Jak już informowaliśmy kilka dni temu, władze Kielc tłumaczyły wzrost cen tym, że z budżetu miasta wciąż trzeba dokładać do gospodarki odpadami. W zeszłym roku to było 10 milionów złotych. Urzędnicy woleliby te pieniądze wydać na inne pilne potrzeby.
- Sądzimy, że ta kwota 19 złotych jest dobrym kompromisem, która nie będzie drenował kieszeni kielczan a nas, zarządzających tym systemem, odciąży od codziennych dylematów, z którymi w urzędzie się mierzymy – mówiła Agata Wojda, zastępczyni prezydenta Kielc, przedstawiając propozycję podwyżki.
Mimo podwyżki budżet na zarządzanie odpadami i tak pewnie się nie dopnie. Braknie prawdopodobnie 5 milionów.
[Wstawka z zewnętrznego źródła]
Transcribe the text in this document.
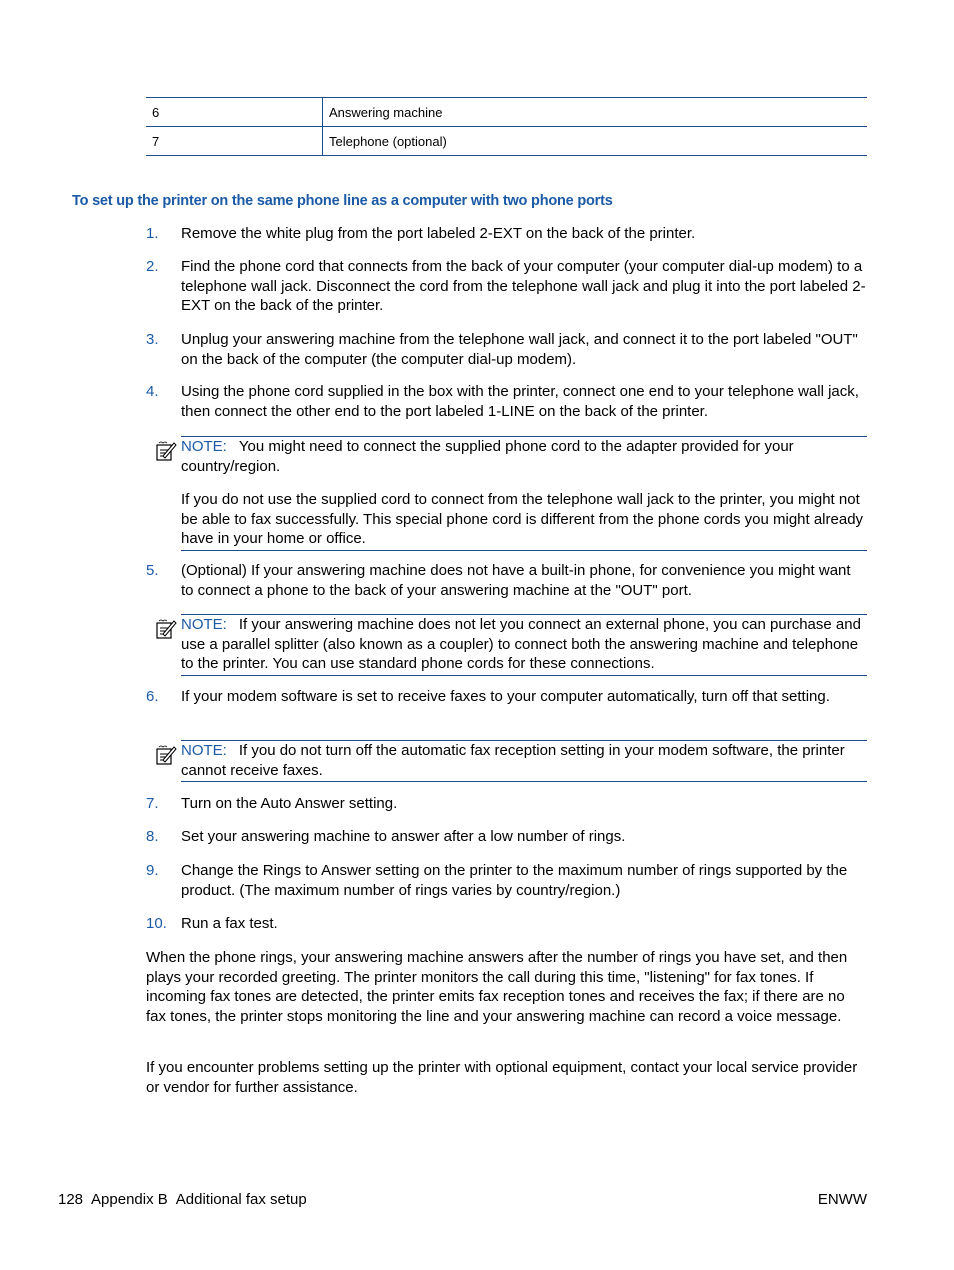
6	Answering machine
7	Telephone (optional)
To set up the printer on the same phone line as a computer with two phone ports
1. Remove the white plug from the port labeled 2-EXT on the back of the printer.
2. Find the phone cord that connects from the back of your computer (your computer dial-up modem) to a telephone wall jack. Disconnect the cord from the telephone wall jack and plug it into the port labeled 2-EXT on the back of the printer.
3. Unplug your answering machine from the telephone wall jack, and connect it to the port labeled "OUT" on the back of the computer (the computer dial-up modem).
4. Using the phone cord supplied in the box with the printer, connect one end to your telephone wall jack, then connect the other end to the port labeled 1-LINE on the back of the printer.

NOTE: You might need to connect the supplied phone cord to the adapter provided for your country/region.

If you do not use the supplied cord to connect from the telephone wall jack to the printer, you might not be able to fax successfully. This special phone cord is different from the phone cords you might already have in your home or office.

5. (Optional) If your answering machine does not have a built-in phone, for convenience you might want to connect a phone to the back of your answering machine at the "OUT" port.

NOTE: If your answering machine does not let you connect an external phone, you can purchase and use a parallel splitter (also known as a coupler) to connect both the answering machine and telephone to the printer. You can use standard phone cords for these connections.

6. If your modem software is set to receive faxes to your computer automatically, turn off that setting.

NOTE: If you do not turn off the automatic fax reception setting in your modem software, the printer cannot receive faxes.

7. Turn on the Auto Answer setting.
8. Set your answering machine to answer after a low number of rings.
9. Change the Rings to Answer setting on the printer to the maximum number of rings supported by the product. (The maximum number of rings varies by country/region.)
10. Run a fax test.

When the phone rings, your answering machine answers after the number of rings you have set, and then plays your recorded greeting. The printer monitors the call during this time, "listening" for fax tones. If incoming fax tones are detected, the printer emits fax reception tones and receives the fax; if there are no fax tones, the printer stops monitoring the line and your answering machine can record a voice message.

If you encounter problems setting up the printer with optional equipment, contact your local service provider or vendor for further assistance.

128 Appendix B Additional fax setup	ENWW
- Jeżeli bierzemy pod uwagę koszty z 2021 roku, kwota 19 złotych mniej więcej bilansowałaby nam system zarządzania odpadami. Obserwujemy jednak tendencje na przestrzeni poprzednich lat na przykład związane z ilością odbieranych odpadów. Z tych obserwacji wynika wprost, że tych śmieci w tym roku będzie więcej niż w poprzednim – objaśniała zastępczyni prezydenta Kielc.
Podwyżkę zaakceptowała rada miasta. Poparło ją jedenastu radnych, dziesięciu było przeciw a trzech wstrzymało się od głosu.